The current evidence linking VAMP7 to Rett syndrome (MONDO_0010726) is limited and derives from candidate gene studies that screened RTT cohorts without identifying definitive pathogenic variants. In a study published in American journal of medical genetics (PMID:10602120), 21 single‐nucleotide polymorphisms in the Xq region were identified, including in VAMP7, but no disease‐causing mutations were reported. A subsequent study in Neuropediatrics (PMID:12075494) evaluated 22 patients with RTT and focused on methylation patterns at X‐linked loci, yet did not demonstrate clear segregation of VAMP7 variants with the phenotype. Thus, despite being included as a candidate gene and assessed in multiple unrelated probands (PMID:12075494), the overall genetic evidence remains modest due to the lack of pathogenic mutations and familial segregation data.

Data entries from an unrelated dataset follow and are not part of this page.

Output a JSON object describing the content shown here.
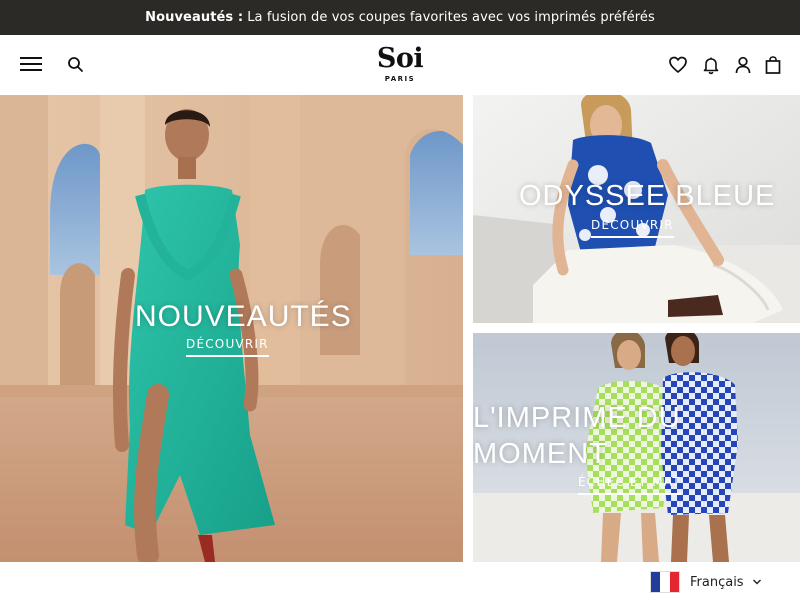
{
  "announcement": {
    "bold": "Nouveautés :",
    "text": "La fusion de vos coupes favorites avec vos imprimés préférés"
  },
  "header": {
    "logo_main": "Soi",
    "logo_sub": "PARIS",
    "icons": [
      "menu-icon",
      "search-icon",
      "heart-icon",
      "bell-icon",
      "user-icon",
      "bag-icon"
    ]
  },
  "tiles": {
    "main": {
      "title": "NOUVEAUTÉS",
      "link": "DÉCOUVRIR"
    },
    "top_right": {
      "title": "ODYSSEE BLEUE",
      "link": "DÉCOUVRIR"
    },
    "bottom_right": {
      "title_line1": "L'IMPRIME DU",
      "title_line2": "MOMENT",
      "link": "ÉCHEC ET MAT"
    }
  },
  "language": {
    "label": "Français",
    "flag_colors": [
      "#1f3d99",
      "#ffffff",
      "#e4262f"
    ]
  }
}
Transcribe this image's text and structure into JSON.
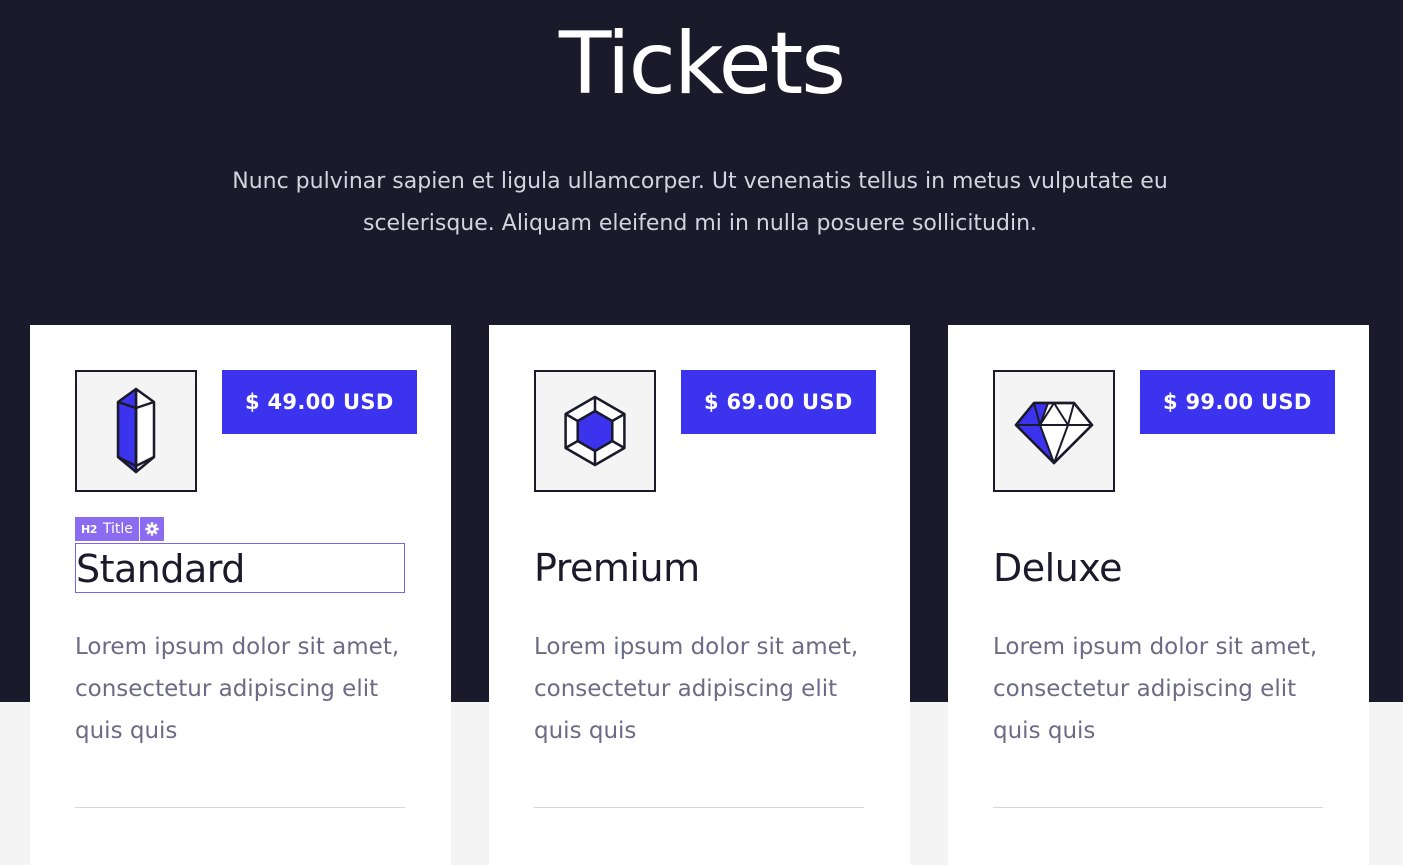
{
  "hero": {
    "title": "Tickets",
    "subtitle": "Nunc pulvinar sapien et ligula ullamcorper. Ut venenatis tellus in metus vulputate eu scelerisque. Aliquam eleifend mi in nulla posuere sollicitudin."
  },
  "editor_tag": {
    "heading_level": "H2",
    "label": "Title",
    "settings_icon": "gear-icon"
  },
  "cards": [
    {
      "icon": "crystal-icon",
      "price": "$ 49.00 USD",
      "title": "Standard",
      "text": "Lorem ipsum dolor sit amet, consectetur adipiscing elit quis quis"
    },
    {
      "icon": "hexagon-gem-icon",
      "price": "$ 69.00 USD",
      "title": "Premium",
      "text": "Lorem ipsum dolor sit amet, consectetur adipiscing elit quis quis"
    },
    {
      "icon": "diamond-icon",
      "price": "$ 99.00 USD",
      "title": "Deluxe",
      "text": "Lorem ipsum dolor sit amet, consectetur adipiscing elit quis quis"
    }
  ],
  "colors": {
    "hero_background": "#1a1a2b",
    "accent": "#3b33ee",
    "editor_highlight": "#8b6cf0",
    "body_text": "#6b6b85"
  }
}
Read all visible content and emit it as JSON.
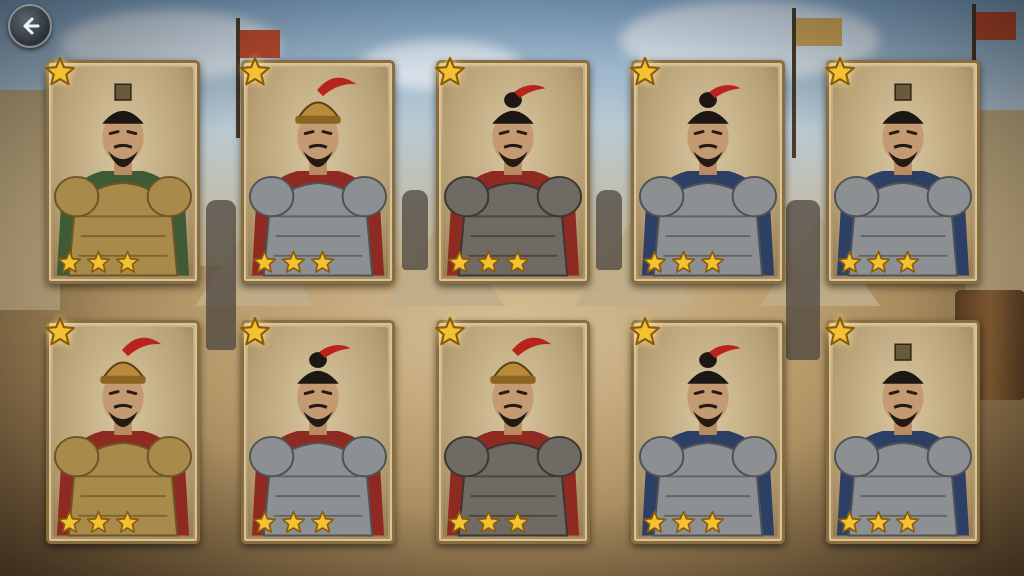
{
  "screen": {
    "back_button_icon": "back-arrow-icon",
    "corner_badge_icon": "star-icon"
  },
  "colors": {
    "star_gold": "#f2c230",
    "star_outline": "#8a5a10",
    "card_border": "#8a6d3e",
    "helmet_plume_red": "#b8241c"
  },
  "cards": [
    {
      "id": "general-1",
      "row": 1,
      "col": 1,
      "stars": 3,
      "headgear": "topknot-crown",
      "armor": "gold",
      "robe": "green"
    },
    {
      "id": "general-2",
      "row": 1,
      "col": 2,
      "stars": 3,
      "headgear": "plumed-helmet",
      "armor": "steel",
      "robe": "red"
    },
    {
      "id": "general-3",
      "row": 1,
      "col": 3,
      "stars": 3,
      "headgear": "topknot-plume",
      "armor": "dark-steel",
      "robe": "red"
    },
    {
      "id": "general-4",
      "row": 1,
      "col": 4,
      "stars": 3,
      "headgear": "topknot-plume",
      "armor": "steel",
      "robe": "blue"
    },
    {
      "id": "general-5",
      "row": 1,
      "col": 5,
      "stars": 3,
      "headgear": "topknot-crown",
      "armor": "steel",
      "robe": "blue"
    },
    {
      "id": "general-6",
      "row": 2,
      "col": 1,
      "stars": 3,
      "headgear": "plumed-helmet",
      "armor": "gold",
      "robe": "red"
    },
    {
      "id": "general-7",
      "row": 2,
      "col": 2,
      "stars": 3,
      "headgear": "topknot-plume",
      "armor": "steel",
      "robe": "red"
    },
    {
      "id": "general-8",
      "row": 2,
      "col": 3,
      "stars": 3,
      "headgear": "plumed-helmet",
      "armor": "dark-steel",
      "robe": "red"
    },
    {
      "id": "general-9",
      "row": 2,
      "col": 4,
      "stars": 3,
      "headgear": "topknot-plume",
      "armor": "steel",
      "robe": "blue"
    },
    {
      "id": "general-10",
      "row": 2,
      "col": 5,
      "stars": 3,
      "headgear": "topknot-crown",
      "armor": "steel",
      "robe": "blue"
    }
  ]
}
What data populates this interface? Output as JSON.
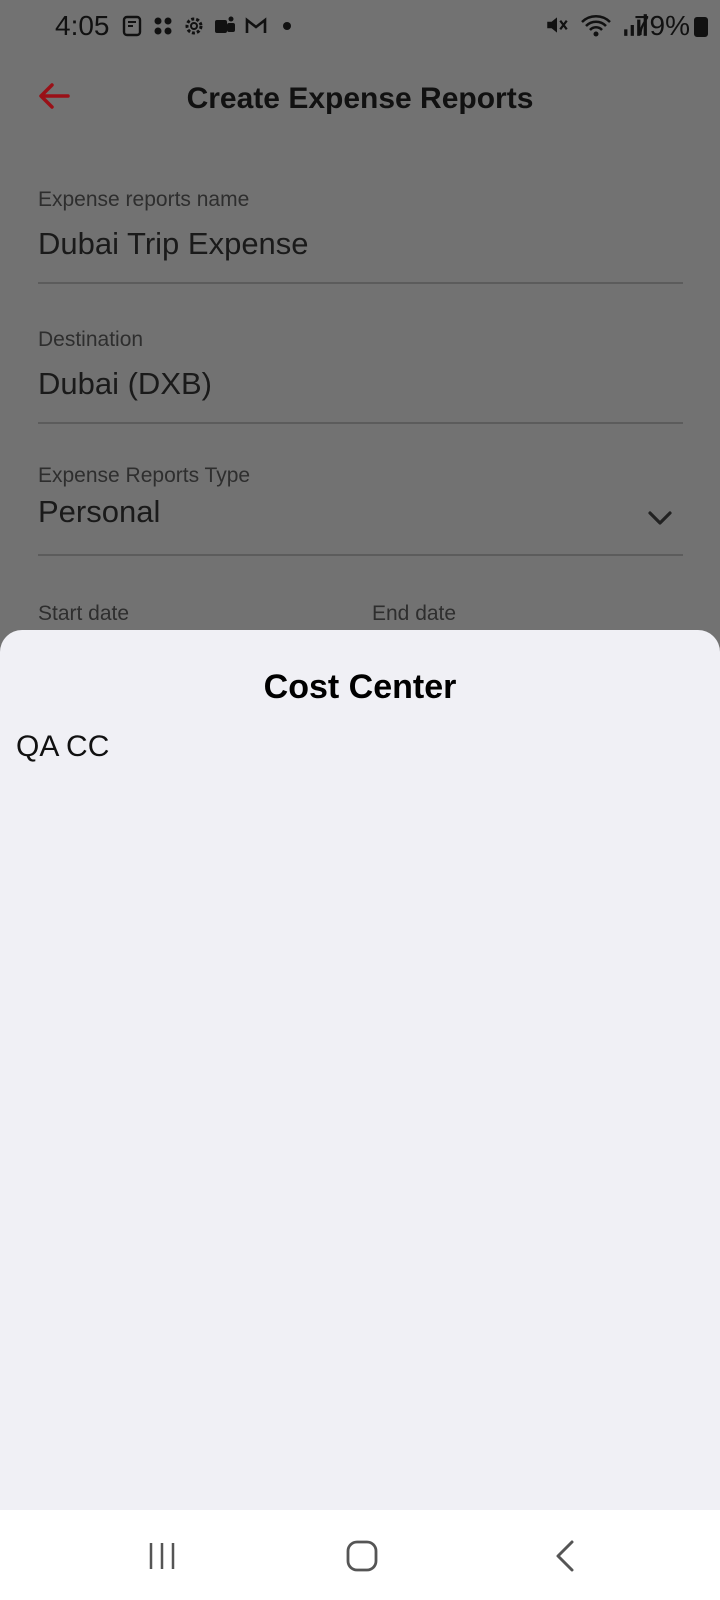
{
  "status_bar": {
    "time": "4:05",
    "battery": "79%"
  },
  "header": {
    "title": "Create Expense Reports",
    "back_icon": "arrow-left-icon",
    "accent_color": "#b3141e"
  },
  "form": {
    "name": {
      "label": "Expense reports name",
      "value": "Dubai Trip Expense"
    },
    "destination": {
      "label": "Destination",
      "value": "Dubai (DXB)"
    },
    "type": {
      "label": "Expense Reports Type",
      "value": "Personal"
    },
    "start_date": {
      "label": "Start date"
    },
    "end_date": {
      "label": "End date"
    }
  },
  "sheet": {
    "title": "Cost Center",
    "items": [
      {
        "label": "QA CC"
      }
    ]
  },
  "nav": {
    "recent_icon": "recent-apps-icon",
    "home_icon": "home-icon",
    "back_icon": "back-icon"
  }
}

In contrast, functional studies provide moderate support by elucidating mechanisms through which VAMP7 may contribute to disease biology. Research in BMC molecular biology (PMID:21609427) demonstrated that alternative splicing of VAMP7 (also known as SYBL1) generates distinct protein isoforms with variable domain architectures that could impact intracellular vesicle trafficking and neuronal signaling. Additional work in The Journal of biological chemistry (PMID:14672948) detailed the regulation of VAMP7 basal transcription via conserved cis‐elements, underscoring its biological relevance. Although the integration of genetic and functional data does not yet support a definitive diagnostic role for VAMP7 alterations in RTT, the mechanistic insights provided by these studies highlight a potential contributory role that merits further investigation.

References

  • American journal of medical genetics • 2000 • Candidate gene analysis in Rett syndrome and the identification of 21 SNPs in Xq PMID:10602120
  • Neuropediatrics • 2002 • Altered methylation pattern of the G6 PD promoter in Rett syndrome PMID:12075494
  • BMC molecular biology • 2011 • Alternative splicing of the human gene SYBL1 modulates protein domain architecture of Longin VAMP7/TI-VAMP PMID:21609427
  • The Journal of biological chemistry • 2004 • Human synaptobrevin-like 1 gene basal transcription is regulated through the interaction of selenocysteine tRNA gene transcription activating factor-zinc finger 143 factors with evolutionary conserved cis-elements PMID:14672948

Evidence Based Scoring (AI generated)

Gene–Disease Association

Limited

Candidate gene analyses in Rett syndrome cohorts (22 patients (PMID:12075494) and identification of 21 SNPs (PMID:10602120)) did not reveal pathogenic VAMP7 variants or demonstrate familial segregation.

Genetic Evidence

Limited

Multiple candidate studies identified common SNPs in VAMP7 without causative mutations or segregation data, limiting robust genetic support for its role in Rett syndrome.

Functional Evidence

Moderate

Functional assays demonstrate alternative splicing generating distinct VAMP7 isoforms and transcriptional regulation supporting its role in vesicle trafficking and neuronal signaling (PMID:21609427; PMID:14672948).